Children with colour blindness fear being bullied, ridiculed and laughed at by their classmates and therefore, will internalize daily repercussions and occurrences by displaying some of the following reactions:
- Shy away from friends, family and teachers when the subject is colours
- Feel embarrassment in not knowing what is basic knowledge to others
- Feel stupid, slow or inept because younger children understand colours
- Display ambivalence in trying new foods because they look horrible
- Display aversion to playing sports because the team colours are confusing
Proactive Measures for Kids at School
- Tell your friends and teachers that you are colour blind. Most people find it interesting and will not only want to understand you but also want to help you.
- If you are having problems discerning colours during a lesson in class tell your teacher right away so that you do not lag behind in your studies.
- Choose the best seating area in your classroom where there is no glare or reduced brightness.
- Most lessons in class appear on the blackboard so consider asking your teacher to use a colour of chalk that you can see.
- Ask your teacher to label colours in pictures with words or symbols, that can help cue you with colour recognition.
- Some schools allow students with colour blindness to use special Apps for iPads and iPhones. Download the iDaltonizer App and use the Daltonize tool to help you tell different colours apart, i. e. geography atlases, graphs and charts. iDaltonizer can be customized and fine-tuned to your specific needs - not only to a particular type of colour blindness but also to each person's unique vision.
- Daltonizer is a colour blindness simulator application that uses a camera device. It can be used to illustrate how a colour blind person sees the world or to ensure that the colours you choose for school work can be seen by a colour-blind person. Several colour modes are included - Protanopia, Deuteranopia, and Tritanopia. The app also allows you to compare color blindness with normal vision by using a split-screen view.
- Many computer games are not easy for people that suffer from colour blindness. Before you decide to purchase a new computer game, do some research and find out if it has a 'Colour Blind Friendly Setting'.
Facts about Colour Blindness
- 99% of all colour blind people are not really colour blind but colour deficient; the term 'colour blindness' is misleading.

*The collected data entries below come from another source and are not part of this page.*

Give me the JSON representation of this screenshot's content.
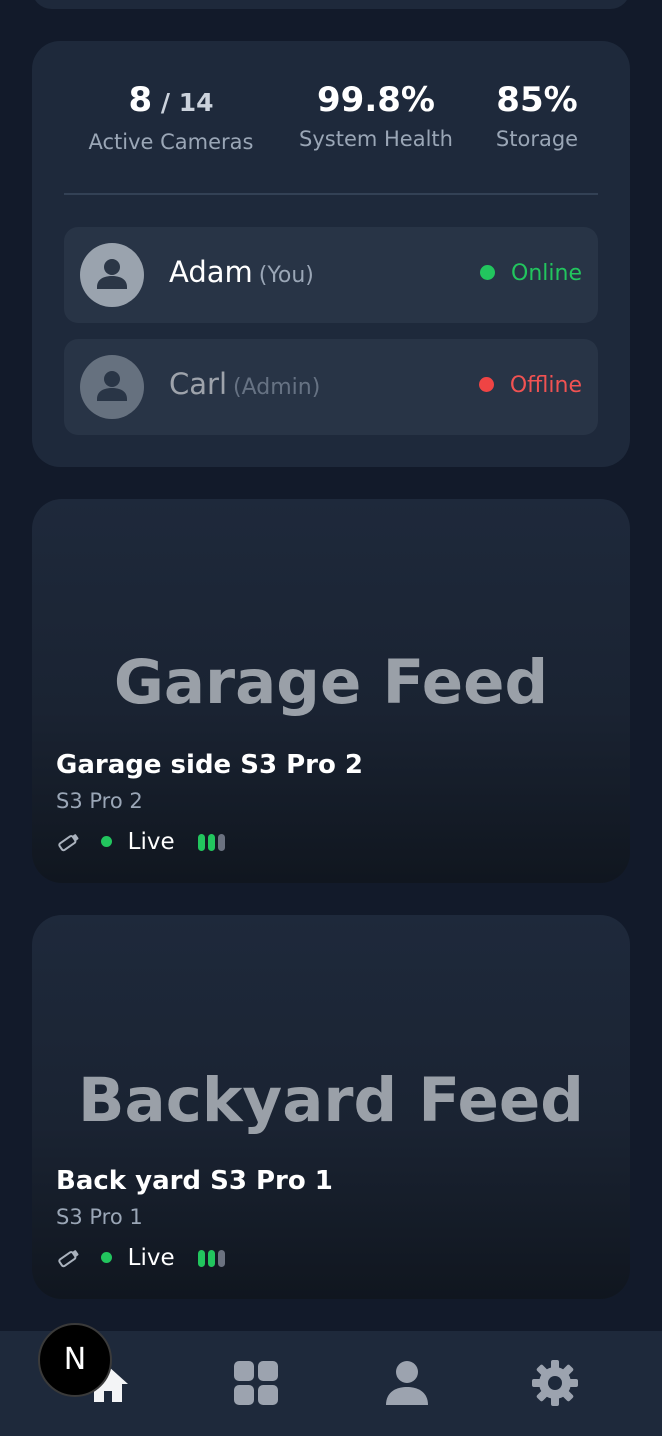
{
  "stats": {
    "active_cameras": {
      "value": "8",
      "total": "/ 14",
      "label": "Active Cameras"
    },
    "system_health": {
      "value": "99.8%",
      "label": "System Health"
    },
    "storage": {
      "value": "85%",
      "label": "Storage"
    }
  },
  "users": [
    {
      "name": "Adam",
      "role": "(You)",
      "status": "Online",
      "status_color": "#22c55e"
    },
    {
      "name": "Carl",
      "role": "(Admin)",
      "status": "Offline",
      "status_color": "#ef4444"
    }
  ],
  "feeds": [
    {
      "placeholder": "Garage Feed",
      "title": "Garage side S3 Pro 2",
      "model": "S3 Pro 2",
      "live_label": "Live",
      "signal_bars": 2,
      "signal_max": 3
    },
    {
      "placeholder": "Backyard Feed",
      "title": "Back yard S3 Pro 1",
      "model": "S3 Pro 1",
      "live_label": "Live",
      "signal_bars": 2,
      "signal_max": 3
    }
  ],
  "nav": {
    "items": [
      "home-icon",
      "grid-icon",
      "user-icon",
      "gear-icon"
    ],
    "badge_letter": "N"
  },
  "colors": {
    "background": "#121a2a",
    "card": "#1e293b",
    "online": "#22c55e",
    "offline": "#ef4444"
  }
}
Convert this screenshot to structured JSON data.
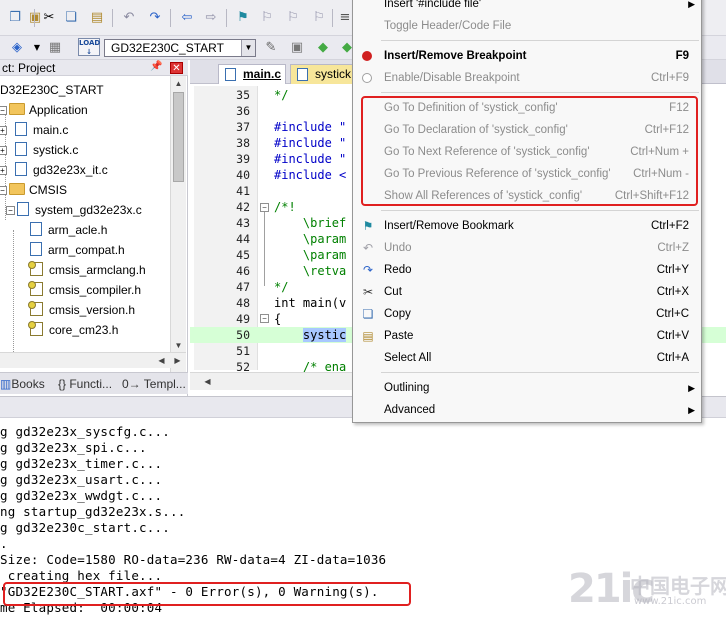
{
  "toolbar": {
    "target_name": "GD32E230C_START",
    "load_label": "LOAD"
  },
  "project_panel": {
    "header": "ct: Project",
    "items": [
      {
        "label": "D32E230C_START",
        "kind": "target"
      },
      {
        "label": "Application",
        "kind": "folder"
      },
      {
        "label": "main.c",
        "kind": "file"
      },
      {
        "label": "systick.c",
        "kind": "file"
      },
      {
        "label": "gd32e23x_it.c",
        "kind": "file"
      },
      {
        "label": "CMSIS",
        "kind": "folder"
      },
      {
        "label": "system_gd32e23x.c",
        "kind": "file"
      },
      {
        "label": "arm_acle.h",
        "kind": "header"
      },
      {
        "label": "arm_compat.h",
        "kind": "header"
      },
      {
        "label": "cmsis_armclang.h",
        "kind": "header"
      },
      {
        "label": "cmsis_compiler.h",
        "kind": "header"
      },
      {
        "label": "cmsis_version.h",
        "kind": "header"
      },
      {
        "label": "core_cm23.h",
        "kind": "header"
      }
    ],
    "tabs": [
      "Books",
      "{} Functi...",
      "0→ Templ..."
    ]
  },
  "editor": {
    "tabs": [
      {
        "label": "main.c",
        "active": true
      },
      {
        "label": "systick",
        "active": false
      }
    ],
    "lines": [
      {
        "num": "35",
        "text": "*/",
        "cls": "c-comment"
      },
      {
        "num": "36",
        "text": "",
        "cls": ""
      },
      {
        "num": "37",
        "text": "#include \"",
        "cls": "c-pre"
      },
      {
        "num": "38",
        "text": "#include \"",
        "cls": "c-pre"
      },
      {
        "num": "39",
        "text": "#include \"",
        "cls": "c-pre"
      },
      {
        "num": "40",
        "text": "#include <",
        "cls": "c-pre"
      },
      {
        "num": "41",
        "text": "",
        "cls": ""
      },
      {
        "num": "42",
        "text": "/*!",
        "cls": "c-comment"
      },
      {
        "num": "43",
        "text": "    \\brief",
        "cls": "c-comment"
      },
      {
        "num": "44",
        "text": "    \\param",
        "cls": "c-comment"
      },
      {
        "num": "45",
        "text": "    \\param",
        "cls": "c-comment"
      },
      {
        "num": "46",
        "text": "    \\retva",
        "cls": "c-comment"
      },
      {
        "num": "47",
        "text": "*/",
        "cls": "c-comment"
      },
      {
        "num": "48",
        "text": "int main(v",
        "cls": ""
      },
      {
        "num": "49",
        "text": "{",
        "cls": ""
      },
      {
        "num": "50",
        "text": "    systic",
        "cls": ""
      },
      {
        "num": "51",
        "text": "",
        "cls": ""
      },
      {
        "num": "52",
        "text": "    /* ena",
        "cls": "c-comment"
      }
    ]
  },
  "output": {
    "lines": [
      "g gd32e23x_syscfg.c...",
      "g gd32e23x_spi.c...",
      "g gd32e23x_timer.c...",
      "g gd32e23x_usart.c...",
      "g gd32e23x_wwdgt.c...",
      "ng startup_gd32e23x.s...",
      "g gd32e230c_start.c...",
      ".",
      "Size: Code=1580 RO-data=236 RW-data=4 ZI-data=1036",
      " creating hex file...",
      "\"GD32E230C_START.axf\" - 0 Error(s), 0 Warning(s).",
      "me Elapsed:  00:00:04"
    ],
    "result_prefix": ":"
  },
  "context_menu": {
    "items": [
      {
        "label": "Insert '#include file'",
        "shortcut": "",
        "disabled": false,
        "submenu": true,
        "icon": ""
      },
      {
        "label": "Toggle Header/Code File",
        "shortcut": "",
        "disabled": true,
        "submenu": false,
        "icon": ""
      },
      {
        "sep": true
      },
      {
        "label": "Insert/Remove Breakpoint",
        "shortcut": "F9",
        "disabled": false,
        "bold": true,
        "icon": "breakpoint-icon"
      },
      {
        "label": "Enable/Disable Breakpoint",
        "shortcut": "Ctrl+F9",
        "disabled": true,
        "icon": "breakpoint-disabled-icon"
      },
      {
        "sep": true
      },
      {
        "label": "Go To Definition of 'systick_config'",
        "shortcut": "F12",
        "disabled": true
      },
      {
        "label": "Go To Declaration of 'systick_config'",
        "shortcut": "Ctrl+F12",
        "disabled": true
      },
      {
        "label": "Go To Next Reference of 'systick_config'",
        "shortcut": "Ctrl+Num +",
        "disabled": true
      },
      {
        "label": "Go To Previous Reference of 'systick_config'",
        "shortcut": "Ctrl+Num -",
        "disabled": true
      },
      {
        "label": "Show All References of 'systick_config'",
        "shortcut": "Ctrl+Shift+F12",
        "disabled": true
      },
      {
        "sep": true
      },
      {
        "label": "Insert/Remove Bookmark",
        "shortcut": "Ctrl+F2",
        "disabled": false,
        "icon": "bookmark-flag-icon"
      },
      {
        "label": "Undo",
        "shortcut": "Ctrl+Z",
        "disabled": true,
        "icon": "undo-icon"
      },
      {
        "label": "Redo",
        "shortcut": "Ctrl+Y",
        "disabled": false,
        "icon": "redo-icon"
      },
      {
        "label": "Cut",
        "shortcut": "Ctrl+X",
        "disabled": false,
        "icon": "cut-icon"
      },
      {
        "label": "Copy",
        "shortcut": "Ctrl+C",
        "disabled": false,
        "icon": "copy-icon"
      },
      {
        "label": "Paste",
        "shortcut": "Ctrl+V",
        "disabled": false,
        "icon": "paste-icon"
      },
      {
        "label": "Select All",
        "shortcut": "Ctrl+A",
        "disabled": false
      },
      {
        "sep": true
      },
      {
        "label": "Outlining",
        "shortcut": "",
        "disabled": false,
        "submenu": true
      },
      {
        "label": "Advanced",
        "shortcut": "",
        "disabled": false,
        "submenu": true
      }
    ]
  },
  "watermark": {
    "big": "21ic",
    "cn": "中国电子网",
    "url": "www.21ic.com"
  },
  "colors": {
    "annotation_red": "#e02020",
    "breakpoint_red": "#d02020",
    "selection_blue": "#a8c8ff",
    "current_line_green": "#d6ffd6"
  }
}
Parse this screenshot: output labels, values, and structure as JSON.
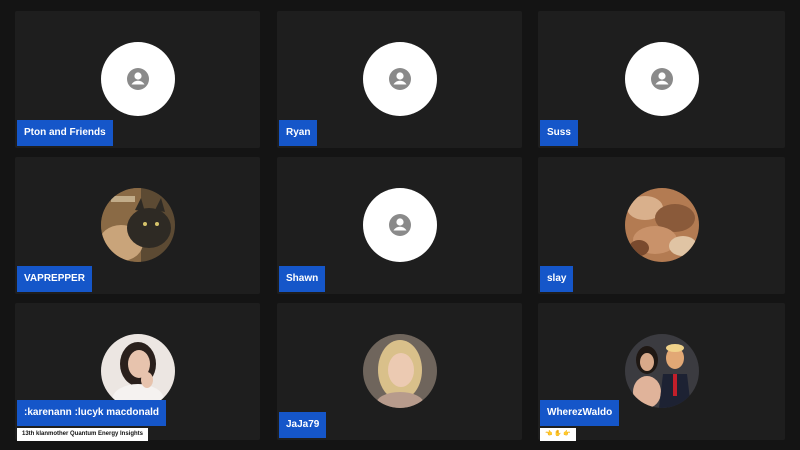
{
  "participants": [
    {
      "name": "Pton and Friends",
      "avatar": "person-placeholder-icon"
    },
    {
      "name": "Ryan",
      "avatar": "person-placeholder-icon"
    },
    {
      "name": "Suss",
      "avatar": "person-placeholder-icon"
    },
    {
      "name": "VAPREPPER",
      "avatar": "photo-cat-and-person"
    },
    {
      "name": "Shawn",
      "avatar": "person-placeholder-icon"
    },
    {
      "name": "slay",
      "avatar": "photo-copper-texture"
    },
    {
      "name": ":karenann :lucyk macdonald",
      "avatar": "photo-woman-dark-hair",
      "subtitle": "13th klanmother Quantum Energy Insights"
    },
    {
      "name": "JaJa79",
      "avatar": "photo-blonde-woman"
    },
    {
      "name": "WherezWaldo",
      "avatar": "photo-couple",
      "subtitle": "👈 ✋ 👉"
    }
  ],
  "colors": {
    "background": "#141414",
    "tile": "#1e1e1e",
    "name_tag": "#1556c9",
    "avatar_placeholder": "#ffffff"
  }
}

Colour Vision Deficiency would be a better and more accurate term.
- “What colour is this?” is the most annoying question you can ask your colour blind friend.
- Severity of colour blindness is usually divided into the following four categories: slightly, moderate, strong, and absolute.
- A father can’t pass his red-green colour blindness to his sons.
- If a woman is red-green colour blind, her sons will also be colour blind.
- Colour blind people feel handicapped in everyday life.
- 99% of all colour blind people suffer from red-green colour blindness.
- In certain countries, you need normal colour vision to get a driver's licence.
- More women than men are carriers of colour blindness, even though they are not colour blind themselves.
- Some people are rejected from a job assignment because of their colour vision deficiency.
- The anomaloscope is the most accurate colour blindness test known today.
- The most common careers that require normal colour vision are police officers, firefighters and airline pilots.
- The International Colour Vision Society investigates every aspect of colour vision and colour vision deficiency.
- Quite a lot of people with normal colour vision will not pass an Ishihara plates test free of errors.
- People with colour vision problems can see differences between colours better if they wear glasses that block glare and brightness.